Scientists at New Mexico State University's nonprofit Chile Pepper Institute recently announced that they had successfully bred a brand new, medium spicy, extra large jalapeño, specially optimized for "increased cheese payload."
The Institute's Director, Paul Bosland (who, incidentally, is credited by the Guinness Book of Records with the discovery of the world's hottest chile, the Bhut Jolokia, in 2005) explained that the new jalapeño is named NuMex Jalmundo, which is "a contraction of jalapeño and the Spanish word for world (mundo), implying that it is as big as the world."

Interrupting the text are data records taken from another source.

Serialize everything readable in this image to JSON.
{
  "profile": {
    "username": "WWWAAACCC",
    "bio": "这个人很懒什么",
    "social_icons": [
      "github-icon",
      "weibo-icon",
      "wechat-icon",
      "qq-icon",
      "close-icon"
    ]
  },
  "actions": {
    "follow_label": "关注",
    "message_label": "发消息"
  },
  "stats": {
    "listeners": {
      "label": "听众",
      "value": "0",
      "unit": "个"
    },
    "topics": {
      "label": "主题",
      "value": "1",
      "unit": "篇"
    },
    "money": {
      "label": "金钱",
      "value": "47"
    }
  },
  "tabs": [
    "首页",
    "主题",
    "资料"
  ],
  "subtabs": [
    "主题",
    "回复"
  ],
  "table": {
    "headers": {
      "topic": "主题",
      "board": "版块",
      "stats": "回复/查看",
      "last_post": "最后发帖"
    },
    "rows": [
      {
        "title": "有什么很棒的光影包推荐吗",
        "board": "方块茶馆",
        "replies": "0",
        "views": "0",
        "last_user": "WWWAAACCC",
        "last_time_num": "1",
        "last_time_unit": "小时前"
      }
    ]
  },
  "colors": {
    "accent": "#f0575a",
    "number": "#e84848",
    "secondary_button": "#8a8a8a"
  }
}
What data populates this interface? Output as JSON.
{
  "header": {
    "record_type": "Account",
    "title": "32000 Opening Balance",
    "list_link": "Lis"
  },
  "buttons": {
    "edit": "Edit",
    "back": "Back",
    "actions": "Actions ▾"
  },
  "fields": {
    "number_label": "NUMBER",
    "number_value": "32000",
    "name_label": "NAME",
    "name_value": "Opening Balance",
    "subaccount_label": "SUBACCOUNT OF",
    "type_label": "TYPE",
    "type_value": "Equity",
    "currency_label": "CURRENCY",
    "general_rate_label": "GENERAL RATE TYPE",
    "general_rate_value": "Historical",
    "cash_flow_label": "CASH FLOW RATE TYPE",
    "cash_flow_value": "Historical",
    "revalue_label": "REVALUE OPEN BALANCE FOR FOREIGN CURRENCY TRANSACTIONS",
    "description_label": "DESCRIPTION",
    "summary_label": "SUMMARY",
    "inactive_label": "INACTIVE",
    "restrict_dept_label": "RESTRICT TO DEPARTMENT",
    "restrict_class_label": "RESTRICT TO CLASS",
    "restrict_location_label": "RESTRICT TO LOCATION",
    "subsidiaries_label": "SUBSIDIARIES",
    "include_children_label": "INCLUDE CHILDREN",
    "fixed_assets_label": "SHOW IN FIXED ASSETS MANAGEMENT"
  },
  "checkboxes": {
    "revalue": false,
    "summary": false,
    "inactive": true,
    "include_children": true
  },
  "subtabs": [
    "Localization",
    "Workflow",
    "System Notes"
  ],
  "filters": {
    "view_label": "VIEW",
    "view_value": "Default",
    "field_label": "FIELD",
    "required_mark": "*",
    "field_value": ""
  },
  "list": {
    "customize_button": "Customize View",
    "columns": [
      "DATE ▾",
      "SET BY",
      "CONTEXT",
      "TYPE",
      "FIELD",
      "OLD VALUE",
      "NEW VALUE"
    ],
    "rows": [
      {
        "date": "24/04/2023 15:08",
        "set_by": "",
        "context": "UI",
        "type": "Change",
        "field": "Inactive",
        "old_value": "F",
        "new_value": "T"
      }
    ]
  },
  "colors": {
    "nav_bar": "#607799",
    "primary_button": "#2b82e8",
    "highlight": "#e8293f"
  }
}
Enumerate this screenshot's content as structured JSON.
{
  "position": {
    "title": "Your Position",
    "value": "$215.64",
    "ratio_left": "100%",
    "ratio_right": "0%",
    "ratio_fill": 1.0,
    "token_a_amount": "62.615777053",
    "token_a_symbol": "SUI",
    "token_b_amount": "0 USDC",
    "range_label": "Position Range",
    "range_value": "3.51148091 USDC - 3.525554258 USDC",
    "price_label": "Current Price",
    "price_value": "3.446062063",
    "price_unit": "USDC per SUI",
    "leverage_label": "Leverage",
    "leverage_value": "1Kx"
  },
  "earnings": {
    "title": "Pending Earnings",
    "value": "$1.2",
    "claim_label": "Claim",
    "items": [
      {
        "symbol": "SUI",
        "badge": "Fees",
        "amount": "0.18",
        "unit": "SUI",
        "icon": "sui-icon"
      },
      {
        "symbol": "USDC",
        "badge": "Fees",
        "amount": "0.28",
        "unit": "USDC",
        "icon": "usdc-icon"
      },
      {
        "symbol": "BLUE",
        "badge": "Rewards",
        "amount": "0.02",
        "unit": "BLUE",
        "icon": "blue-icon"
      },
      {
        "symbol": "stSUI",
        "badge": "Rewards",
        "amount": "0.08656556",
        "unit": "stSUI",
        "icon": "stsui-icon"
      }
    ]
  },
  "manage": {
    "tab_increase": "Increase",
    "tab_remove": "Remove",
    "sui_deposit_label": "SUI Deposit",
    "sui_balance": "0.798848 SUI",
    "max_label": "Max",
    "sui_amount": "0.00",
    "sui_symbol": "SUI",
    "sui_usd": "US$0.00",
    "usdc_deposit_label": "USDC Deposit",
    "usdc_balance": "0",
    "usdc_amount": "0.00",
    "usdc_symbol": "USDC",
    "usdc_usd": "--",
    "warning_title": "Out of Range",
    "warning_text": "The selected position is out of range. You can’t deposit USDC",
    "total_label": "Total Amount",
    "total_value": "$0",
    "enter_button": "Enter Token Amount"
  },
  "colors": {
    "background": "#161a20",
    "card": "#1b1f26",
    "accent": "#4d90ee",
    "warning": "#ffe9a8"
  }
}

The jumbo chile emerged from a hybridization between a bell pepper (Keystone Resistant Giant) and a regular-sized jalapeño (of the Early Jalapeno varietal), and was specifically created to respond to American consumer demand for ever larger, cheesier, and meatier jalapeño poppers, a popular stuffed, breaded, and deep-fried appetizer or bar snack.
While I admire the ingenuity and business acumen of Bosland and team, I can't help thinking this is probably not a positive step forward in food design, at least in terms of America's waistlines. Popper fans (among which I do not number myself), what do you think? Is space for a little more cheese in your deep-fried jalapeño good news, or bad?